Apres la guerre de 1870, la science française, elle aussi, s’est recueillie et a fait son examen de conscience. Elle a dû reconnaître qu’en dehors des grandes initiations, comme celle de Lavoisier, de Champollion, d’Abel Rémusat, de Burnouf, d’Ampère, de Claude Bernard, pour ne parler que des morts, elle avait souvent péché par légèreté, par ignorance, par dédain des longs et patiens travaux, et sans perdre aucune de ses qualités antérieures, qui sont des qualités de race, elle en a pris de nouvelles, de celles qu’on se donne par la volonté et par l’effort, et qui sont en partie des vertus. Elle aussi, elle a compris la nécessité de se refaire et de s’agrandir, et elle s’est refaite et agrandie. Lors de l’Exposition de 1867, M. Duruy avait fait dresser, par les hommes les plus compétens, le tableau du progrès des sciences et des lettres, dans notre pays, depuis le commencement du siècle. Je regrette qu’à l’occasion du centenaire on n’ait pas prolongé ce tableau jusqu’à nos jours. On aurait vu quelle a été depuis vingt ans, dans tous les ordres de recherches, histoire[1], érudition, archéologie, études orientales, philologie ancienne et moderne, sciences mathématiques, sciences physico-chimiques, sciences biologiques, la contribution de la France à l’accroissement des sciences. Au milieu des merveilles du Champ de Mars, c’eût été pour notre pays un titre d’honneur de premier ordre. On peut le croire à l’estime que l’Europe savante témoigne aujourd’hui pour les travaux de la science française.

Dans ce mouvement, dans ce progrès, une grande part revient aux facultés.
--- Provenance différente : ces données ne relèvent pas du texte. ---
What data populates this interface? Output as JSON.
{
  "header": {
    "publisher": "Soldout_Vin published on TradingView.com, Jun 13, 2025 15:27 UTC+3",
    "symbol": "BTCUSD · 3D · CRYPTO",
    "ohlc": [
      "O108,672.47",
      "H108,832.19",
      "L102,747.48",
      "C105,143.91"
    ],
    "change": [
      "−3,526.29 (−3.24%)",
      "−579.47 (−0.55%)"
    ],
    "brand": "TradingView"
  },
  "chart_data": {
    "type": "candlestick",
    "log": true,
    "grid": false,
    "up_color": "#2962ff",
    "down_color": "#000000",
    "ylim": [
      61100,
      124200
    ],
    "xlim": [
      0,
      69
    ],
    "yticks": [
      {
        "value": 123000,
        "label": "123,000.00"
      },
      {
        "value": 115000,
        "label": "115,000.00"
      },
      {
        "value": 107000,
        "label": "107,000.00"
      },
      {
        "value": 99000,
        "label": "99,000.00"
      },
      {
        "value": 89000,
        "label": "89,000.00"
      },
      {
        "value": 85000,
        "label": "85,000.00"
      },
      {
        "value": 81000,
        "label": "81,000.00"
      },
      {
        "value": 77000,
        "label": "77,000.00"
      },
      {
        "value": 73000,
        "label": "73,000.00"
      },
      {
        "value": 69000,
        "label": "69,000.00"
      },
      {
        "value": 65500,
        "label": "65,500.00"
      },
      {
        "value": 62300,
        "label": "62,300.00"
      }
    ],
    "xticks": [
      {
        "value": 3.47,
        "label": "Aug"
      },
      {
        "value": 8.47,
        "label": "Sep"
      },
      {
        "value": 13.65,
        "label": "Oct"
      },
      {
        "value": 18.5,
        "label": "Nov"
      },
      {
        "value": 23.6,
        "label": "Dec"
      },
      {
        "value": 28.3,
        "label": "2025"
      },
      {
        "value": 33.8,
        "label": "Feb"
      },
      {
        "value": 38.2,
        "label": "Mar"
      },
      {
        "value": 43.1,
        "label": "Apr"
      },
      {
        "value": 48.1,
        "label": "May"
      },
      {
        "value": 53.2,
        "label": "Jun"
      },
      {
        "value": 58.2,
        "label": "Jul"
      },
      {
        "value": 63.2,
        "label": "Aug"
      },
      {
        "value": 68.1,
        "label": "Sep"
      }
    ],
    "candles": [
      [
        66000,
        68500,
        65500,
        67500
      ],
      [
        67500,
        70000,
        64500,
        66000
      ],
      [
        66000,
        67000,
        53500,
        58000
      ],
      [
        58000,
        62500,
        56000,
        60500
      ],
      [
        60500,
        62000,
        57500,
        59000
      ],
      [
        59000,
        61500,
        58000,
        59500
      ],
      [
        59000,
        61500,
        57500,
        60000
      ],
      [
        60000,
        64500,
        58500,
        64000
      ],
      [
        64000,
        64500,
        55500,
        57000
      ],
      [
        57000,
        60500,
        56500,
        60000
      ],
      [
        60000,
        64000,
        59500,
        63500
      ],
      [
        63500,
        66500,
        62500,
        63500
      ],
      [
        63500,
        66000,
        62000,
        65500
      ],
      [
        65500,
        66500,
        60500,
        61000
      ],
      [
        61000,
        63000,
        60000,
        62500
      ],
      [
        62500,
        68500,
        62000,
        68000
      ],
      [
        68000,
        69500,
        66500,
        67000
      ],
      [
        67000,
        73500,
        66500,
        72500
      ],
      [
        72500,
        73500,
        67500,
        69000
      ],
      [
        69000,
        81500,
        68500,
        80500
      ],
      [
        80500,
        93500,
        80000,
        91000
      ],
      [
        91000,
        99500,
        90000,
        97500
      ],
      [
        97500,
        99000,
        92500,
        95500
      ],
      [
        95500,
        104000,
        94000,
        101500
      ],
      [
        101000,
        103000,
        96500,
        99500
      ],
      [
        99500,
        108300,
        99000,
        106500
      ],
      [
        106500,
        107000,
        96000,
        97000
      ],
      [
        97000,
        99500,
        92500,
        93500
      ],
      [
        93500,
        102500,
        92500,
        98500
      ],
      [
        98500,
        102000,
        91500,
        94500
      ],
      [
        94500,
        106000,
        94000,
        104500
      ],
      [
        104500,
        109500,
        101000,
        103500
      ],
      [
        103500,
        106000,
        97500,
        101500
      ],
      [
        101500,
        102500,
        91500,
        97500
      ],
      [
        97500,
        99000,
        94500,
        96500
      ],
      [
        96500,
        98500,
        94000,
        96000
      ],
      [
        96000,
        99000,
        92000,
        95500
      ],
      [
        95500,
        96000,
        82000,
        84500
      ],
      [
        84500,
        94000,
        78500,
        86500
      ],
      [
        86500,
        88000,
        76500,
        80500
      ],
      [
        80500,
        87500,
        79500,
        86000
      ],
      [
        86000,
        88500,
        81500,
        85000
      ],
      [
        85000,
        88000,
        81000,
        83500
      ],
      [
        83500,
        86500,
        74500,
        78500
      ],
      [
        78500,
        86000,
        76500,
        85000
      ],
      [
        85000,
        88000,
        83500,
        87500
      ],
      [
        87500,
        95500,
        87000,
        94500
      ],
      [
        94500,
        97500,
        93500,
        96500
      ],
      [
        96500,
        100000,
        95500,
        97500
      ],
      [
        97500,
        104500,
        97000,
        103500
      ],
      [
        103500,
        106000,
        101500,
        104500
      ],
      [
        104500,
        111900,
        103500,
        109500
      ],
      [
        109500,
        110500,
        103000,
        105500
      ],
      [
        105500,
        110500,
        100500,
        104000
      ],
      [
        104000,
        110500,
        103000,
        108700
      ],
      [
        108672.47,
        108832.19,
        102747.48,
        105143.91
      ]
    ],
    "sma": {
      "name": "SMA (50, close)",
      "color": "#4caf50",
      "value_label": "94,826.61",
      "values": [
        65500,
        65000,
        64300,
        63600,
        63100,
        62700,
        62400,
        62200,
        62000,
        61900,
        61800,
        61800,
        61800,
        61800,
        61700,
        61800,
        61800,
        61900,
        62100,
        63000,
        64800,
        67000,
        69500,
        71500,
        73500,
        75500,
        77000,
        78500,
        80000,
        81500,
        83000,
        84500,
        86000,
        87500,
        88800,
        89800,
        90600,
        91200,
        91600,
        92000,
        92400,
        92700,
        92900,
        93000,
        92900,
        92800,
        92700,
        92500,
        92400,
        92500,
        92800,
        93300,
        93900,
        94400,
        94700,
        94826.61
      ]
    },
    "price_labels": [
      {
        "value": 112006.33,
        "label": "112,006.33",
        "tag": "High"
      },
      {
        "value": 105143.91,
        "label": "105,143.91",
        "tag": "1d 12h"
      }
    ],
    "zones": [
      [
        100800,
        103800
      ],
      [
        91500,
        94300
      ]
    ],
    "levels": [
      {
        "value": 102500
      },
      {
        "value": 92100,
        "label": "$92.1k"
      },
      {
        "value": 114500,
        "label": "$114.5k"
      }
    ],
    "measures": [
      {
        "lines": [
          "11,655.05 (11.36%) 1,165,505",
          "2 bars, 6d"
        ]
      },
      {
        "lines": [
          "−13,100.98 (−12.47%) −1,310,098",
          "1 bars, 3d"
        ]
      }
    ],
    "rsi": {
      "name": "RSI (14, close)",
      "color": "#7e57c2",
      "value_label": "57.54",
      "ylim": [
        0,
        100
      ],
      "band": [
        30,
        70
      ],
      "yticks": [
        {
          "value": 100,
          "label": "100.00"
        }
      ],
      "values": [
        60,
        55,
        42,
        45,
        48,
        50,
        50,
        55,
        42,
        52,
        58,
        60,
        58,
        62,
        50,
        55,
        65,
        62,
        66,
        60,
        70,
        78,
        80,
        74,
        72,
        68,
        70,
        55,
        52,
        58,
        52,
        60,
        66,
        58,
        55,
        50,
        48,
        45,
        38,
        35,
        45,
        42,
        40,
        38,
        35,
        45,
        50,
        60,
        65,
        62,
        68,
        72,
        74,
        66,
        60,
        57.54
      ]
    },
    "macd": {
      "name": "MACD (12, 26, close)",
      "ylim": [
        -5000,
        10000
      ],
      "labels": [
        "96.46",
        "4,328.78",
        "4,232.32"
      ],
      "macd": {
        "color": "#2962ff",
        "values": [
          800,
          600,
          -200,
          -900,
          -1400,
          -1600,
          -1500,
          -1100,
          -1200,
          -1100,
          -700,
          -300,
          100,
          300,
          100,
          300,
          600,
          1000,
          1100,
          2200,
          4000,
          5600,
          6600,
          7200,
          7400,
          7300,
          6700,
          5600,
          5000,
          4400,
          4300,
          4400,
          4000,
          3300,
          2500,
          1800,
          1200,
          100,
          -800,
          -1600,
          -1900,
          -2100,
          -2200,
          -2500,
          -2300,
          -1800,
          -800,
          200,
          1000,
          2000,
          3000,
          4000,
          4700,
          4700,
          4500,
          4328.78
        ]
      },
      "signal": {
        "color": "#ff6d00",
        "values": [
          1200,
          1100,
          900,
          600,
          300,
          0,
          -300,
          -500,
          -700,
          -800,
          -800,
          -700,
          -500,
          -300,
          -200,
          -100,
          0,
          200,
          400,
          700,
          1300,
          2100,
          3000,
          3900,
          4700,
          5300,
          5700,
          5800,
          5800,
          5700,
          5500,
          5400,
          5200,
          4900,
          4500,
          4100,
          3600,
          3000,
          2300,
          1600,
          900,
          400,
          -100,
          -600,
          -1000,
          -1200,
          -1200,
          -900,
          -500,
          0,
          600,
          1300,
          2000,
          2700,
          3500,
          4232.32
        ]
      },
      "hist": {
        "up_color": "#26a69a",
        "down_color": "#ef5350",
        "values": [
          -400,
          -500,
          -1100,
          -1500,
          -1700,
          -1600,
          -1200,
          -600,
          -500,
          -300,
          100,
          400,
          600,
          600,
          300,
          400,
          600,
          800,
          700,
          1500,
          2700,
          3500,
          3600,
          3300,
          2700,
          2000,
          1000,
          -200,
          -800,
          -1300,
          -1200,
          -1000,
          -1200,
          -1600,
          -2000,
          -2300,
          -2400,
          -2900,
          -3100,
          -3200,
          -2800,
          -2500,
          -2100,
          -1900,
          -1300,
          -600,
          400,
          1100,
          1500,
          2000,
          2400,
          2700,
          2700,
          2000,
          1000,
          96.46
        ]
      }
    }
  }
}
Nous avons aujourd’hui à la Sorbonne la première école mathématique du monde ; nous y avons aussi des écoles de naturalistes, de physiciens et de chimistes qui nous font grand honneur ; il s’y forme une école d’historiens dont nous ne tarderons pas à voir la fécondité et la portée. De Paris, les bonnes méthodes se sont propagées partout, et partout maîtres et élèves rivalisent d’ardeur pour la science. Partout, outre des travaux individuels souvent considérables et marquans, naissent des publications collectives qui attestent la vie des facultés. La faculté des lettres de Bordeaux a commencé, il y a douze ans, avec ses Annales,

  1. Voir dans la Revue internationale de l’enseignement du 15 décembre dernier l’article de M. G. Monod sur les Études historiques en France.